Re: Second SATA device lost after ZFS root is mount

From: Alexander Motin <mav_at_FreeBSD.org>
Date: Tue, 15 Nov 2011 01:43:21 +0200
On 15.11.2011 01:00, Sebastian Chmielewski wrote:
> On Tue, 15 Nov 2011 00:39:52 +0200
> Alexander Motin<mav_at_FreeBSD.org>  wrote:
>
>> SATA device can be dropped because of error during reset/ probe/
>> initialization sequence or because controller reported disconnection.
>> Verbose boot messages (boot -v from loader prompt) should give more
>> information about what happened there. Show please full verbose dmesg.
> Using rc_debug="YES" in rc.conf I've found that my device is dropped during
> sysctl_start.

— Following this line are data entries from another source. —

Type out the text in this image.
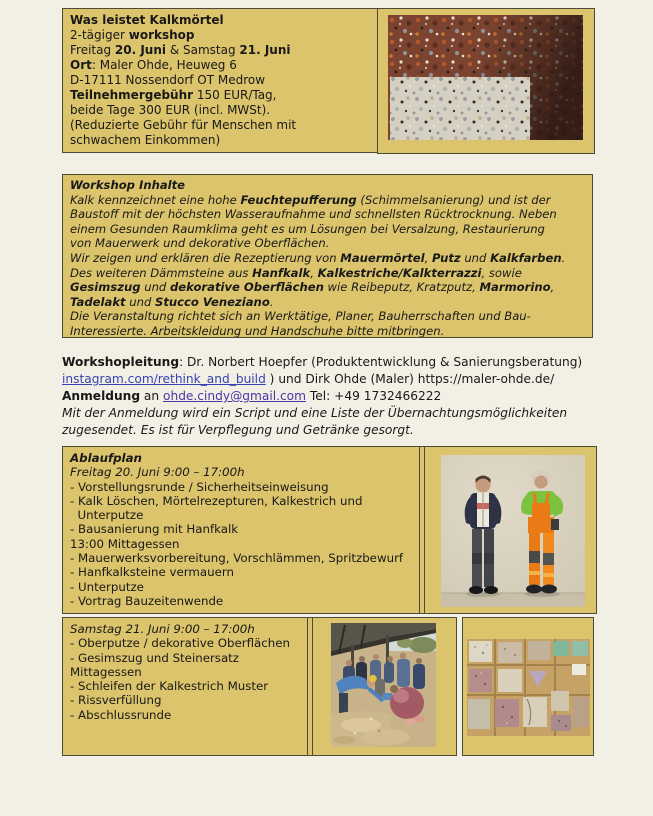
Was leistet Kalkmörtel
2-tägiger workshop
Freitag 20. Juni & Samstag 21. Juni
Ort: Maler Ohde, Heuweg 6
D-17111 Nossendorf OT Medrow
Teilnehmergebühr 150 EUR/Tag,
beide Tage 300 EUR (incl. MWSt).
(Reduzierte Gebühr für Menschen mit
schwachem Einkommen)
Workshop Inhalte
Kalk kennzeichnet eine hohe Feuchtepufferung (Schimmelsanierung) und ist der
Baustoff mit der höchsten Wasseraufnahme und schnellsten Rücktrocknung. Neben
einem Gesunden Raumklima geht es um Lösungen bei Versalzung, Restaurierung
von Mauerwerk und dekorative Oberflächen.
Wir zeigen und erklären die Rezeptierung von Mauermörtel, Putz und Kalkfarben.
Des weiteren Dämmsteine aus Hanfkalk, Kalkestriche/Kalkterrazzi, sowie
Gesimszug und dekorative Oberflächen wie Reibeputz, Kratzputz, Marmorino,
Tadelakt und Stucco Veneziano.
Die Veranstaltung richtet sich an Werktätige, Planer, Bauherrschaften und Bau-
Interessierte. Arbeitskleidung und Handschuhe bitte mitbringen.
Workshopleitung: Dr. Norbert Hoepfer (Produktentwicklung & Sanierungsberatung)
instagram.com/rethink_and_build ) und Dirk Ohde (Maler) https://maler-ohde.de/
Anmeldung an ohde.cindy@gmail.com Tel: +49 1732466222
Mit der Anmeldung wird ein Script und eine Liste der Übernachtungsmöglichkeiten
zugesendet. Es ist für Verpflegung und Getränke gesorgt.
Ablaufplan
Freitag 20. Juni 9:00 – 17:00h
- Vorstellungsrunde / Sicherheitseinweisung
- Kalk Löschen, Mörtelrezepturen, Kalkestrich und
Unterputze
- Bausanierung mit Hanfkalk
13:00 Mittagessen
- Mauerwerksvorbereitung, Vorschlämmen, Spritzbewurf
- Hanfkalksteine vermauern
- Unterputze
- Vortrag Bauzeitenwende
Samstag 21. Juni 9:00 – 17:00h
- Oberputze / dekorative Oberflächen
- Gesimszug und Steinersatz
Mittagessen
- Schleifen der Kalkestrich Muster
- Rissverfüllung
- Abschlussrunde
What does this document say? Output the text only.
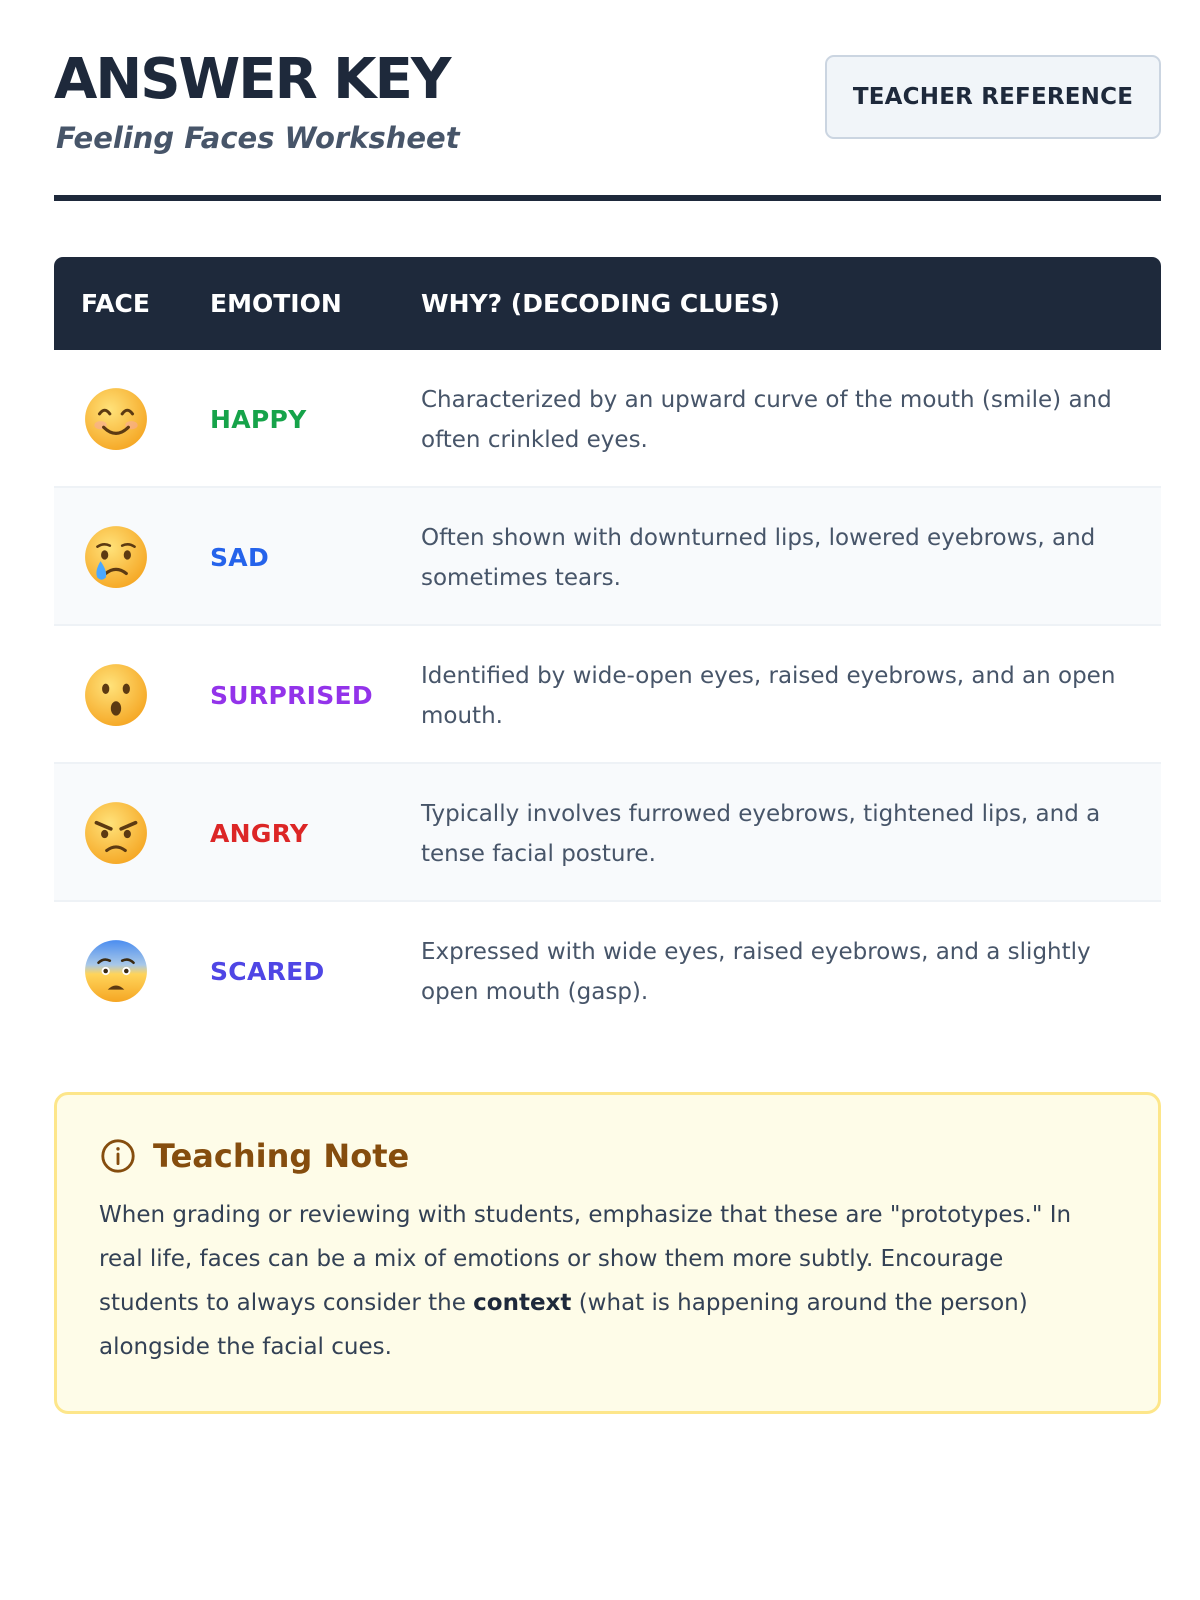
ANSWER KEY
Feeling Faces Worksheet
TEACHER REFERENCE
FACE EMOTION	WHY? (DECODING CLUES)
HAPPY
Characterized by an upward curve of the mouth (smile) and often crinkled eyes.
SAD
Often shown with downturned lips, lowered eyebrows, and sometimes tears.
SURPRISED
Identified by wide-open eyes, raised eyebrows, and an open mouth.
ANGRY
Typically involves furrowed eyebrows, tightened lips, and a tense facial posture.
SCARED
Expressed with wide eyes, raised eyebrows, and a slightly open mouth (gasp).
Teaching Note
When grading or reviewing with students, emphasize that these are "prototypes." In real life, faces can be a mix of emotions or show them more subtly. Encourage students to always consider the context (what is happening around the person) alongside the facial cues.
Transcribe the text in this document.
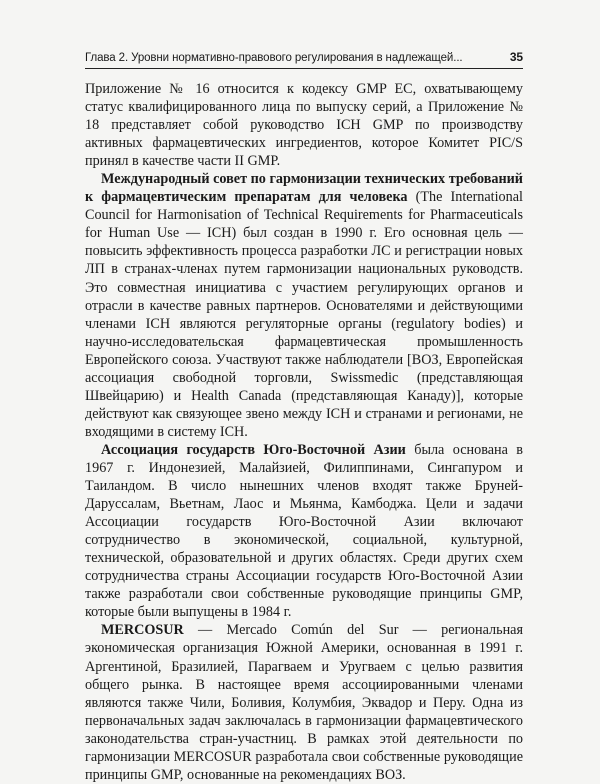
Глава 2. Уровни нормативно-правового регулирования в надлежащей...	35

Приложение № 16 относится к кодексу GMP ЕС, охватывающему статус квалифицированного лица по выпуску серий, а Приложение № 18 представляет собой руководство ICH GMP по производству активных фармацевтических ингредиентов, которое Комитет PIC/S принял в качестве части II GMP.

Международный совет по гармонизации технических требований к фармацевтическим препаратам для человека (The International Council for Harmonisation of Technical Requirements for Pharmaceuticals for Human Use — ICH) был создан в 1990 г. Его основная цель — повысить эффективность процесса разработки ЛС и регистрации новых ЛП в странах-членах путем гармонизации национальных руководств. Это совместная инициатива с участием регулирующих органов и отрасли в качестве равных партнеров. Основателями и действующими членами ICH являются регуляторные органы (regulatory bodies) и научно-исследовательская фармацевтическая промышленность Европейского союза. Участвуют также наблюдатели [ВОЗ, Европейская ассоциация свободной торговли, Swissmedic (представляющая Швейцарию) и Health Canada (представляющая Канаду)], которые действуют как связующее звено между ICH и странами и регионами, не входящими в систему ICH.

Ассоциация государств Юго-Восточной Азии была основана в 1967 г. Индонезией, Малайзией, Филиппинами, Сингапуром и Таиландом. В число нынешних членов входят также Бруней-Даруссалам, Вьетнам, Лаос и Мьянма, Камбоджа. Цели и задачи Ассоциации государств Юго-Восточной Азии включают сотрудничество в экономической, социальной, культурной, технической, образовательной и других областях. Среди других схем сотрудничества страны Ассоциации государств Юго-Восточной Азии также разработали свои собственные руководящие принципы GMP, которые были выпущены в 1984 г.

MERCOSUR — Mercado Común del Sur — региональная экономическая организация Южной Америки, основанная в 1991 г. Аргентиной, Бразилией, Парагваем и Уругваем с целью развития общего рынка. В настоящее время ассоциированными членами являются также Чили, Боливия, Колумбия, Эквадор и Перу. Одна из первоначальных задач заключалась в гармонизации фармацевтического законодательства стран-участниц. В рамках этой деятельности по гармонизации MERCOSUR разработала свои собственные руководящие принципы GMP, основанные на рекомендациях ВОЗ.
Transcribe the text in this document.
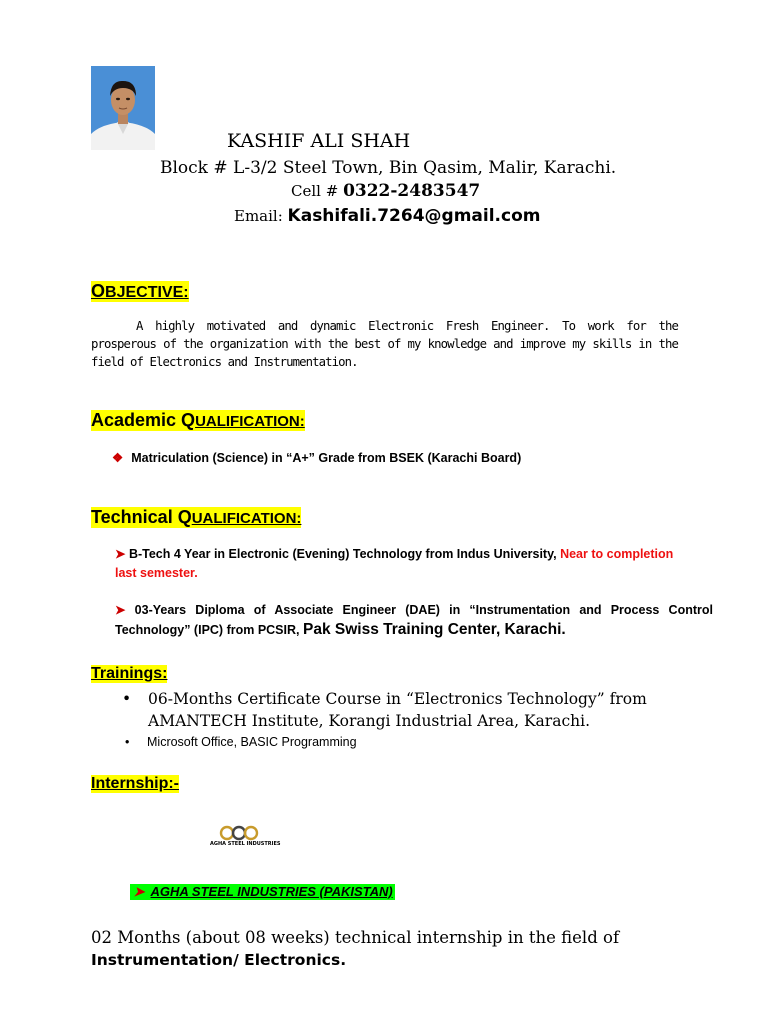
KASHIF ALI SHAH
Block # L-3/2 Steel Town, Bin Qasim, Malir, Karachi.
Cell # 0322-2483547
Email: Kashifali.7264@gmail.com
OBJECTIVE:
A highly motivated and dynamic Electronic Fresh Engineer. To work for the prosperous of the organization with the best of my knowledge and improve my skills in the field of Electronics and Instrumentation.
Academic QUALIFICATION:
❖ Matriculation (Science) in “A+” Grade from BSEK (Karachi Board)
Technical QUALIFICATION:
➤ B-Tech 4 Year in Electronic (Evening) Technology from Indus University, Near to completion last semester.
➤ 03-Years Diploma of Associate Engineer (DAE) in “Instrumentation and Process Control Technology” (IPC) from PCSIR, Pak Swiss Training Center, Karachi.
Trainings:
•	06-Months Certificate Course in “Electronics Technology” from AMANTECH Institute, Korangi Industrial Area, Karachi.
• Microsoft Office, BASIC Programming
Internship:-
AGHA STEEL INDUSTRIES
➤ AGHA STEEL INDUSTRIES (PAKISTAN)
02 Months (about 08 weeks) technical internship in the field of
Instrumentation/ Electronics.
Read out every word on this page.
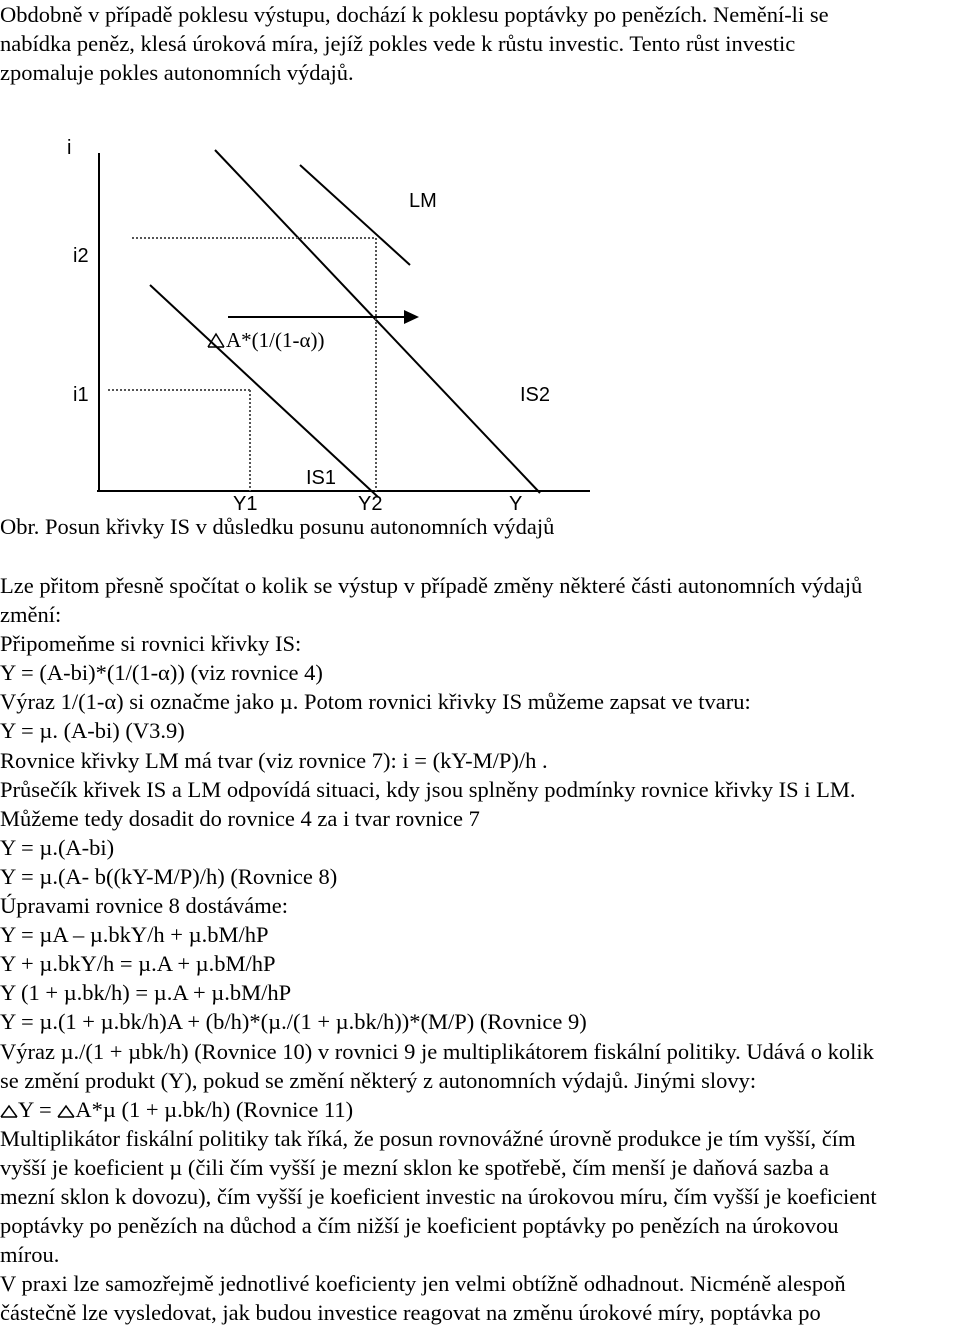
Obdobně v případě poklesu výstupu, dochází k poklesu poptávky po penězích. Nemění-li se

nabídka peněz, klesá úroková míra, jejíž pokles vede k růstu investic. Tento růst investic

zpomaluje pokles autonomních výdajů.

i
LM
i2
A*(1/(1-α))
i1	IS2
IS1
Y1	Y2	Y
Obr. Posun křivky IS v důsledku posunu autonomních výdajů

Lze přitom přesně spočítat o kolik se výstup v případě změny některé části autonomních výdajů

změní:

Připomeňme si rovnici křivky IS:

Y = (A-bi)*(1/(1-α)) (viz rovnice 4)

Výraz 1/(1-α) si označme jako µ. Potom rovnici křivky IS můžeme zapsat ve tvaru:

Y = µ. (A-bi) (V3.9)

Rovnice křivky LM má tvar (viz rovnice 7): i = (kY-M/P)/h .

Průsečík křivek IS a LM odpovídá situaci, kdy jsou splněny podmínky rovnice křivky IS i LM.

Můžeme tedy dosadit do rovnice 4 za i tvar rovnice 7

Y = µ.(A-bi)

Y = µ.(A- b((kY-M/P)/h) (Rovnice 8)

Úpravami rovnice 8 dostáváme:

Y = µA – µ.bkY/h + µ.bM/hP

Y + µ.bkY/h = µ.A + µ.bM/hP

Y (1 + µ.bk/h) = µ.A + µ.bM/hP

Y = µ.(1 + µ.bk/h)A + (b/h)*(µ./(1 + µ.bk/h))*(M/P) (Rovnice 9)

Výraz µ./(1 + µbk/h) (Rovnice 10) v rovnici 9 je multiplikátorem fiskální politiky. Udává o kolik

se změní produkt (Y), pokud se změní některý z autonomních výdajů. Jinými slovy:

Y =
A*µ (1 + µ.bk/h) (Rovnice 11)

Multiplikátor fiskální politiky tak říká, že posun rovnovážné úrovně produkce je tím vyšší, čím

vyšší je koeficient µ (čili čím vyšší je mezní sklon ke spotřebě, čím menší je daňová sazba a

mezní sklon k dovozu), čím vyšší je koeficient investic na úrokovou míru, čím vyšší je koeficient

poptávky po penězích na důchod a čím nižší je koeficient poptávky po penězích na úrokovou

mírou.

V praxi lze samozřejmě jednotlivé koeficienty jen velmi obtížně odhadnout. Nicméně alespoň

částečně lze vysledovat, jak budou investice reagovat na změnu úrokové míry, poptávka po
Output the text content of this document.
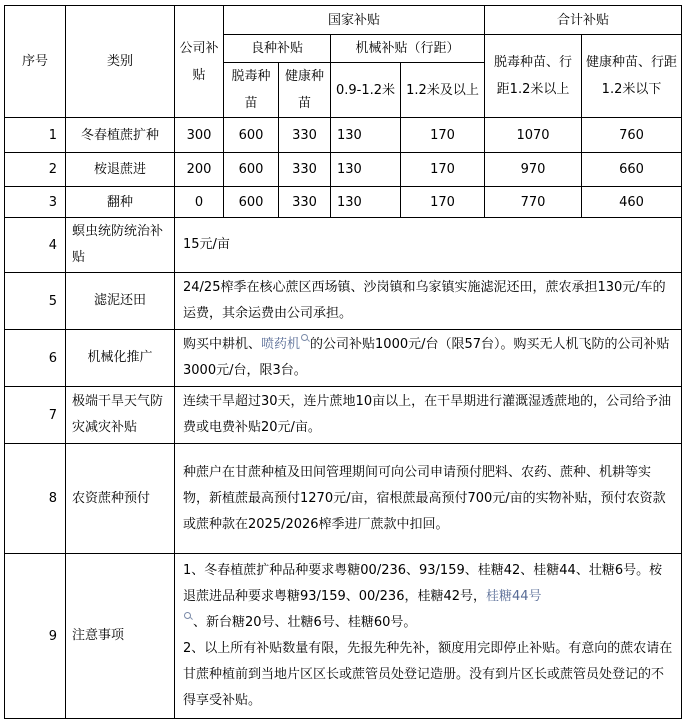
序号	类别	公司补贴	国家补贴				合计补贴	
			良种补贴		机械补贴（行距）		脱毒种苗、行距1.2米以上	健康种苗、行距1.2米以下
			脱毒种苗	健康种苗	0.9-1.2米	1.2米及以上		
1	冬春植蔗扩种	300	600	330	130	170	1070	760
2	桉退蔗进	200	600	330	130	170	970	660
3	翻种	0	600	330	130	170	770	460
4	螟虫统防统治补贴	15元/亩						
5	滤泥还田	24/25榨季在核心蔗区西场镇、沙岗镇和乌家镇实施滤泥还田，蔗农承担130元/车的运费，其余运费由公司承担。						
6	机械化推广	购买中耕机、喷药机 的公司补贴1000元/台（限57台）。购买无人机飞防的公司补贴3000元/台，限3台。						
7	极端干旱天气防灾减灾补贴	连续干旱超过30天，连片蔗地10亩以上，在干旱期进行灌溉湿透蔗地的，公司给予油费或电费补贴20元/亩。						
8	农资蔗种预付	种蔗户在甘蔗种植及田间管理期间可向公司申请预付肥料、农药、蔗种、机耕等实物，新植蔗最高预付1270元/亩，宿根蔗最高预付700元/亩的实物补贴，预付农资款或蔗种款在2025/2026榨季进厂蔗款中扣回。						
9	注意事项	1、冬春植蔗扩种品种要求粤糖00/236、93/159、桂糖42、桂糖44、壮糖6号。桉退蔗进品种要求粤糖93/159、00/236，桂糖42号，桂糖44号
、新台糖20号、壮糖6号、桂糖60号。

2、以上所有补贴数量有限，先报先种先补，额度用完即停止补贴。有意向的蔗农请在甘蔗种植前到当地片区区长或蔗管员处登记造册。没有到片区长或蔗管员处登记的不得享受补贴。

With empty sysctl.conf my device is not lost. The contents of
> file seems quite innocent:
>
> # Uncomment this to prevent users from seeing information about processes that
> # are being run under another UID.
> security.bsd.see_other_uids=1
>
> # Enable/disable coredump
> kern.coredump=1
>
> # Up the maxfiles to 4x default
> kern.maxfiles=49312
>
> kern.ipc.shmmax=67108864
> kern.ipc.shmall=32768
>
> # Allow users to mount CD's
> vfs.usermount=1
> vfs.hirunningspace=8388608
> vfs.lorunningspace=1048576
>
> kern.corefile="/var/coredumps/%U/%N.core"
>
> # Do not truncate command line arguments in ps(1) listing
> kern.ps_arg_cache_limit=10000
>
> # Tune for desktop usage
> kern.sched.preempt_thresh=224
>
> # Increase default setting - recommended for 2 GB of RAM
> kern.maxvnodes=400000
>
> dev.acpi_ibm.0.lcd_brightness=6
> dev.acpi_ibm.0.lcd_brightness=3
> net.link.tap.user_open=1
> net.link.tap.up_on_open=1
>
> The device is lost even when sysctl is started with new file when booting finishes (I did service sysctl restart from X session).
> # sysctl debug.bootverbose=1
> # service sysctl restart
> # dmesg
>
> ahcich1: DISCONNECT requested
> ahcich1: AHCI reset...
> ahcich1: SATA connect timeout time=10000us status=00000000
> ahcich1: AHCI reset: device not found
> (ada1:ahcich1:0:0:0): lost device
> (pass1:ahcich1:0:0:0): lost device
> (pass1:ahcich1:0:0:0): removing device entry
>
> Crazy, isn't it?

It is. I've never heard about such things.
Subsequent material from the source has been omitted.